Succeeding in the World of Indirect Spend

In procurement, there is a difference between direct and indirect spend, and the best organizations know it


Some procurement executives believe that “spend is spend” regardless of whether it consists of direct materials or indirect spend. In reality, the indirect procurement of services is a different universe compared to the direct side. The organizational culture and landscape on the indirect side has many nuances that do not exist on the direct side. The procurement executive will therefore need to traverse the waters of indirect spend with unique strategies to ensure success.

Common characteristics of indirect procurement

The first step for any change agent is to identify the key internal stakeholders and map out the distinctive terrain of indirect spend at that specific organization. There are some common characteristics within indirect procurement that tend to be present in most companies or organizations.

The indirect spend has often been historically decentralized and often quite siloed throughout the organization. For example, on consulting spend stakeholders often believe that their consultant is the only one who has the content knowledge in their area of expertise. The same consulting company may have multiple contracts with the same company, but a dispersed approach often leaves stakeholders unaware of the ability to aggregate spend. IT services is another example of an arena with a dispersed spend. Different segments of the same company may have their own IT services to address their specific needs.

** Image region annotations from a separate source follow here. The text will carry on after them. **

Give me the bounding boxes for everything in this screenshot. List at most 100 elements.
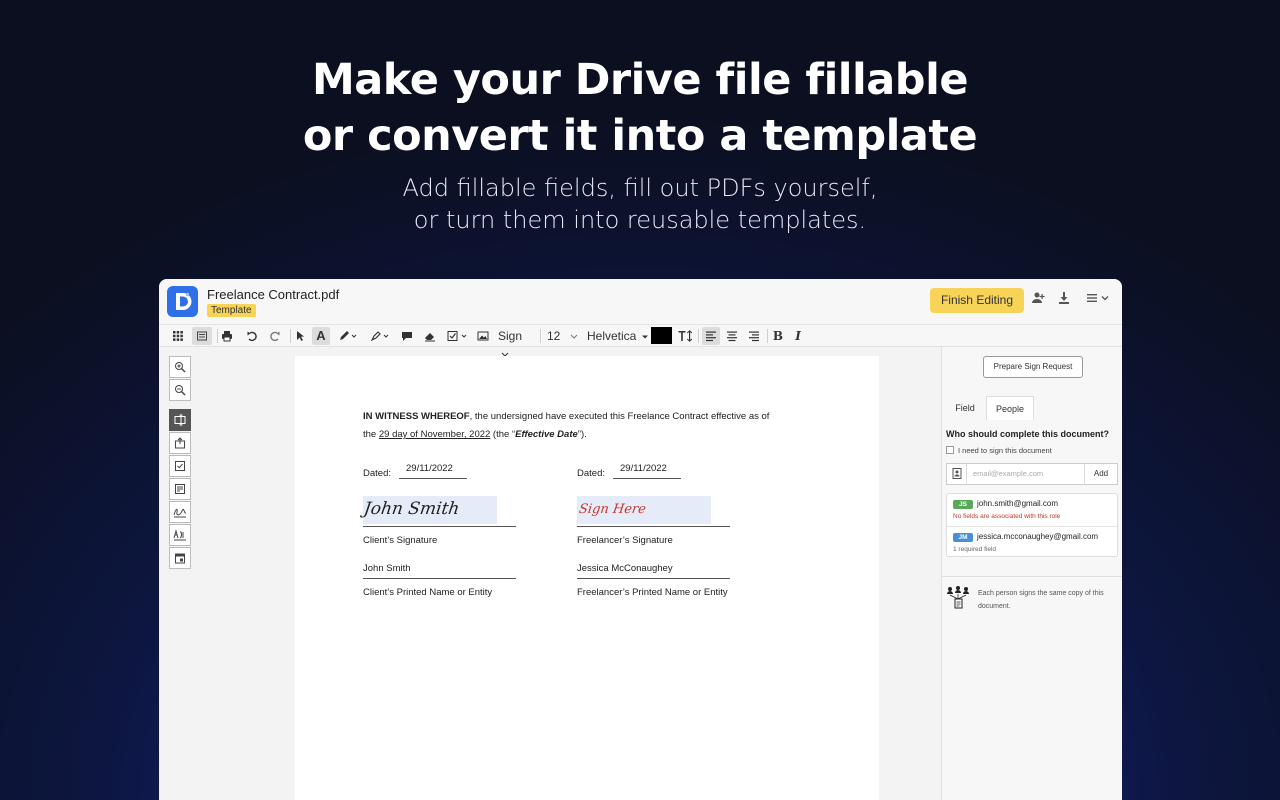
self-sign-checkbox[interactable] [946,446,954,454]
text-field-icon[interactable] [169,409,191,431]
top-bar: Freelance Contract.pdf Template Finish E… [159,279,1122,325]
redo-icon[interactable] [268,327,282,345]
toolbar-divider [767,329,768,343]
form-icon[interactable] [169,478,191,500]
client-signature-field[interactable]: John Smith [363,496,497,524]
font-size-select[interactable]: 12 [547,327,579,345]
grid-view-icon[interactable] [171,327,185,345]
highlighter-icon[interactable] [369,327,391,345]
email-input[interactable]: email@example.com [973,469,1043,478]
zoom-in-icon[interactable] [169,356,191,378]
page-view-icon[interactable] [192,327,212,345]
toolbar-divider [540,329,541,343]
sign-label: Sign [498,329,523,343]
panel-divider [942,576,1122,577]
client-dated-label: Dated: [363,468,391,479]
text-tool-icon[interactable]: A [312,327,330,345]
person-status-note: 1 required field [953,546,996,553]
print-icon[interactable] [220,327,234,345]
align-center-icon[interactable] [725,327,739,345]
client-date-field[interactable]: 29/11/2022 [406,460,453,478]
toolbar: A Sign 12 Helvetica B I [159,325,1122,357]
prepare-sign-request-button[interactable]: Prepare Sign Request [983,356,1083,378]
client-name-line [363,578,516,579]
freelancer-signature-field[interactable]: Sign Here [577,496,711,524]
client-name-label: Client’s Printed Name or Entity [363,587,493,598]
signature-icon[interactable] [169,501,191,523]
person-initials-badge: JS [953,500,973,509]
who-should-complete-heading: Who should complete this document? [946,429,1109,439]
zoom-out-icon[interactable] [169,379,191,401]
witness-paragraph: IN WITNESS WHEREOF, the undersigned have… [363,408,833,444]
list-item[interactable]: JS john.smith@gmail.com No fields are as… [947,494,1117,526]
date-icon[interactable] [169,547,191,569]
italic-button[interactable]: I [791,327,805,345]
sign-dropdown[interactable]: Sign [498,327,536,357]
comment-icon[interactable] [400,327,414,345]
checkbox-icon[interactable] [169,455,191,477]
client-signature-line [363,526,516,527]
undo-icon[interactable] [245,327,259,345]
initials-icon[interactable] [169,524,191,546]
template-badge: Template [207,304,256,317]
text-size-icon[interactable] [677,327,693,345]
upload-icon[interactable] [169,432,191,454]
image-icon[interactable] [476,327,490,345]
person-email: john.smith@gmail.com [977,499,1059,508]
hero-title: Make your Drive file fillable or convert… [0,52,1280,164]
freelancer-date-field[interactable]: 29/11/2022 [620,460,667,478]
toolbar-divider [290,329,291,343]
menu-icon[interactable] [1083,291,1113,309]
align-right-icon[interactable] [747,327,761,345]
freelancer-signature-line [577,526,730,527]
toolbar-divider [217,329,218,343]
freelancer-dated-label: Dated: [577,468,605,479]
add-person-icon[interactable] [1029,291,1047,309]
list-item[interactable]: JM jessica.mcconaughey@gmail.com 1 requi… [947,526,1117,558]
pointer-icon[interactable] [293,327,307,345]
freelancer-signature-label: Freelancer’s Signature [577,535,673,546]
tab-field[interactable]: Field [946,396,984,420]
freelancer-name-field[interactable]: Jessica McConaughey [577,560,673,578]
person-status-note: No fields are associated with this role [953,513,1061,520]
file-name: Freelance Contract.pdf [207,287,340,302]
people-list: JS john.smith@gmail.com No fields are as… [946,493,1118,557]
witness-heading: IN WITNESS WHEREOF [363,411,470,422]
app-window: Freelance Contract.pdf Template Finish E… [159,279,1122,800]
bold-button[interactable]: B [771,327,785,345]
eraser-icon[interactable] [423,327,437,345]
freelancer-name-line [577,578,730,579]
add-email-button[interactable]: Add [1084,464,1117,484]
witness-middle: (the “ [490,429,516,440]
person-email: jessica.mcconaughey@gmail.com [977,532,1099,541]
self-sign-option[interactable]: I need to sign this document [946,446,1052,455]
hero-title-line1: Make your Drive file fillable [312,55,969,105]
witness-text: , the undersigned have executed this Fre… [469,411,770,422]
tab-people[interactable]: People [986,396,1034,420]
finish-editing-button[interactable]: Finish Editing [930,288,1024,313]
person-initials-badge: JM [953,533,973,542]
client-signature-text: John Smith [362,499,461,519]
effective-date-value: 29 day of November, 2022 [378,429,491,440]
font-family-select[interactable]: Helvetica [587,327,649,345]
contact-icon[interactable] [947,464,967,484]
pen-tool-icon[interactable] [337,327,359,345]
right-panel: Prepare Sign Request Field People Who sh… [941,347,1122,800]
font-family-value: Helvetica [587,329,637,343]
same-copy-footnote: Each person signs the same copy of this … [978,590,1104,610]
hero-subtitle-line2: or turn them into reusable templates. [413,206,867,234]
app-logo-icon[interactable] [167,286,198,317]
download-icon[interactable] [1055,291,1073,309]
client-date-line [399,478,467,479]
self-sign-label: I need to sign this document [958,446,1052,455]
hero-title-line2: or convert it into a template [302,111,978,161]
client-name-field[interactable]: John Smith [363,560,411,578]
freelancer-date-line [613,478,681,479]
witness-prefix: the [363,429,379,440]
checkbox-tool-icon[interactable] [446,327,470,345]
freelancer-name-label: Freelancer’s Printed Name or Entity [577,587,728,598]
hero-subtitle: Add fillable fields, fill out PDFs yours… [0,172,1280,236]
document-page: IN WITNESS WHEREOF, the undersigned have… [295,356,879,800]
text-color-swatch[interactable] [651,327,672,344]
align-left-icon[interactable] [702,327,720,345]
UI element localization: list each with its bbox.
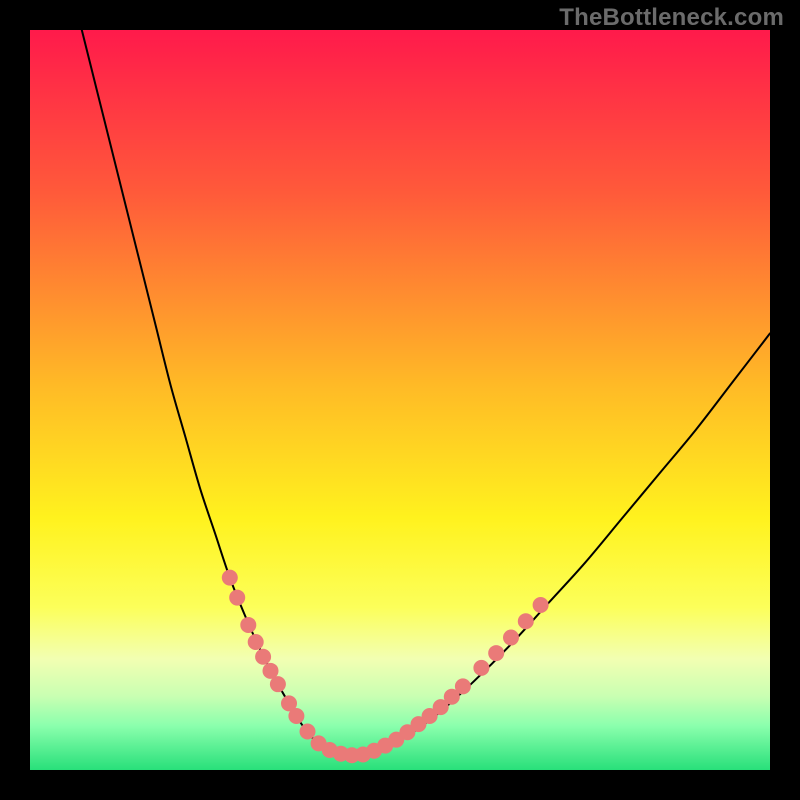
chart-svg <box>30 30 770 770</box>
curve-marker <box>240 617 256 633</box>
curve-marker <box>455 678 471 694</box>
curve-marker <box>255 649 271 665</box>
curve-marker <box>229 590 245 606</box>
chart-background <box>30 30 770 770</box>
curve-marker <box>288 708 304 724</box>
chart-frame: TheBottleneck.com <box>0 0 800 800</box>
curve-marker <box>473 660 489 676</box>
curve-marker <box>503 630 519 646</box>
curve-marker <box>270 676 286 692</box>
curve-marker <box>518 613 534 629</box>
curve-marker <box>300 724 316 740</box>
curve-marker <box>533 597 549 613</box>
chart-plot <box>30 30 770 770</box>
curve-marker <box>248 634 264 650</box>
curve-marker <box>222 570 238 586</box>
watermark-text: TheBottleneck.com <box>559 4 784 32</box>
curve-marker <box>488 645 504 661</box>
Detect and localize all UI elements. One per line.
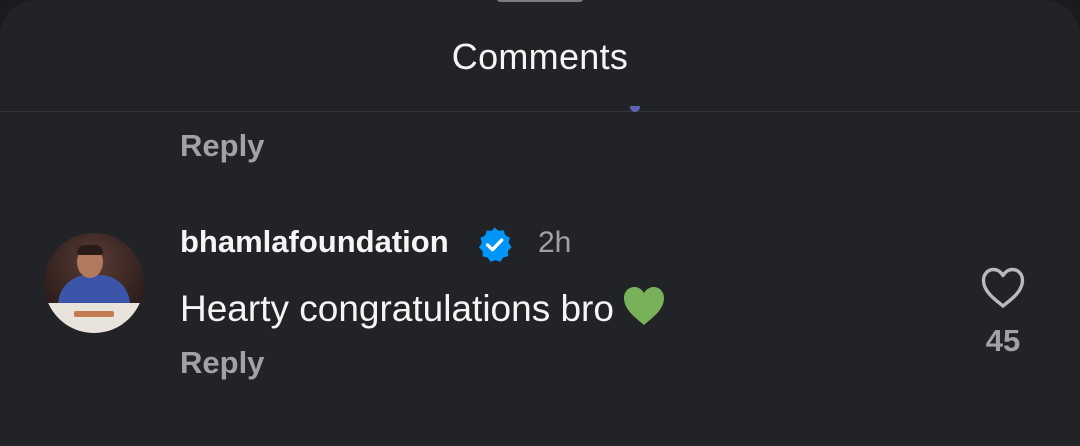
comments-sheet: Comments Reply bhamlafoundation 2h Heart… — [0, 0, 1080, 446]
avatar-podium-mark — [74, 311, 114, 317]
avatar-podium-shape — [44, 303, 144, 333]
comment-timestamp: 2h — [538, 226, 572, 259]
heart-outline-icon[interactable] — [980, 266, 1026, 310]
green-heart-emoji-icon — [623, 287, 664, 325]
like-count: 45 — [985, 323, 1021, 358]
comment-reply-button[interactable]: Reply — [180, 345, 264, 381]
avatar-hair-shape — [77, 245, 103, 255]
comment-username[interactable]: bhamlafoundation — [180, 224, 449, 260]
comment-body: Hearty congratulations bro — [180, 285, 666, 330]
previous-comment-reply-button[interactable]: Reply — [180, 128, 264, 164]
avatar[interactable] — [44, 233, 144, 333]
verified-badge-icon — [478, 227, 512, 262]
comment-text: Hearty congratulations bro — [180, 288, 614, 329]
sheet-title: Comments — [451, 36, 629, 77]
sheet-header: Comments — [0, 0, 1080, 112]
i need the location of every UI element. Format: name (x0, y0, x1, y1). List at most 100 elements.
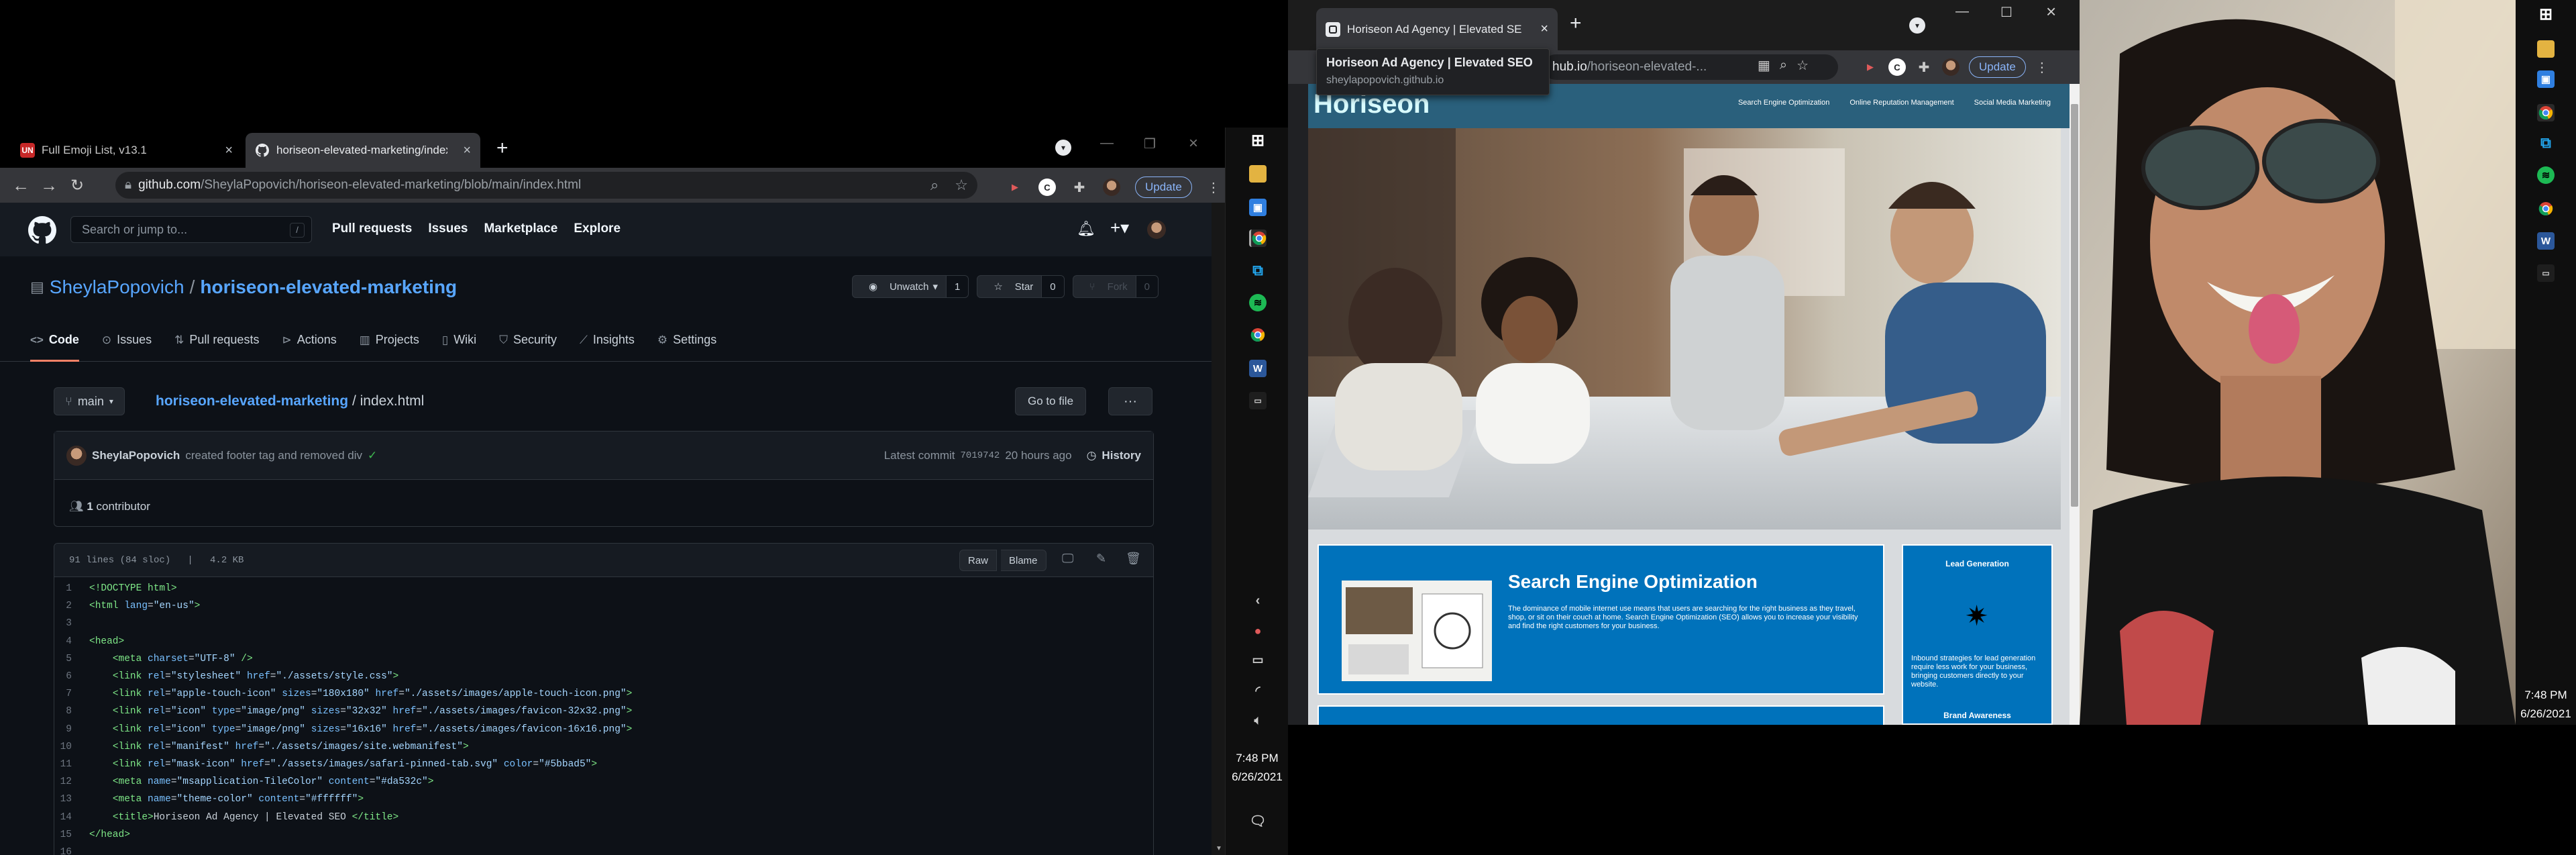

Many internal stakeholders have been accustomed to calling the shots, which often includes the selection of vendors and terms of those agreements. They are often are reluctant to turn over that autonomy. A new strategy whereby there is centralization or aggregation often leaves the internal stakeholders fearful that they will be left with poor choices, unmet needs and ineffective vendors.

Since each internal stakeholder may have their vendor of choice, the organization is often left with a large array of vendors and a challenging task of vendor consolidation.

For a cell phone manufacturer, it can be clear that you can only have one or two glass manufacturers for the touch screen. On the indirect side, internal stakeholders often don’t see the need to reduce or streamline the number of vendors.

Vendors often have a vested interested in keeping the spend dispersed across an organization. A dispersed spend can keep the price inflated at a high level. In many cases a vendor may never have reduced their pricing, because none of the internal customers have made a request for more competitive pricing.

Choosing a strategy

Once a procurement executive has a clear sightline to the indirect spend at their organization, he or she will need to use innovative strategies to aggregate it and ultimately achieve significant savings.

Mandates on using procurement contracts or blanket agreements rarely work. Creating a mandate usually creates a dynamic whereby the procurement executive becomes a Don Quixote fighting futile battles with poor results. There are common approaches that a manager needs to use to achieve cost savings regardless of the variations that may exist within their specific company.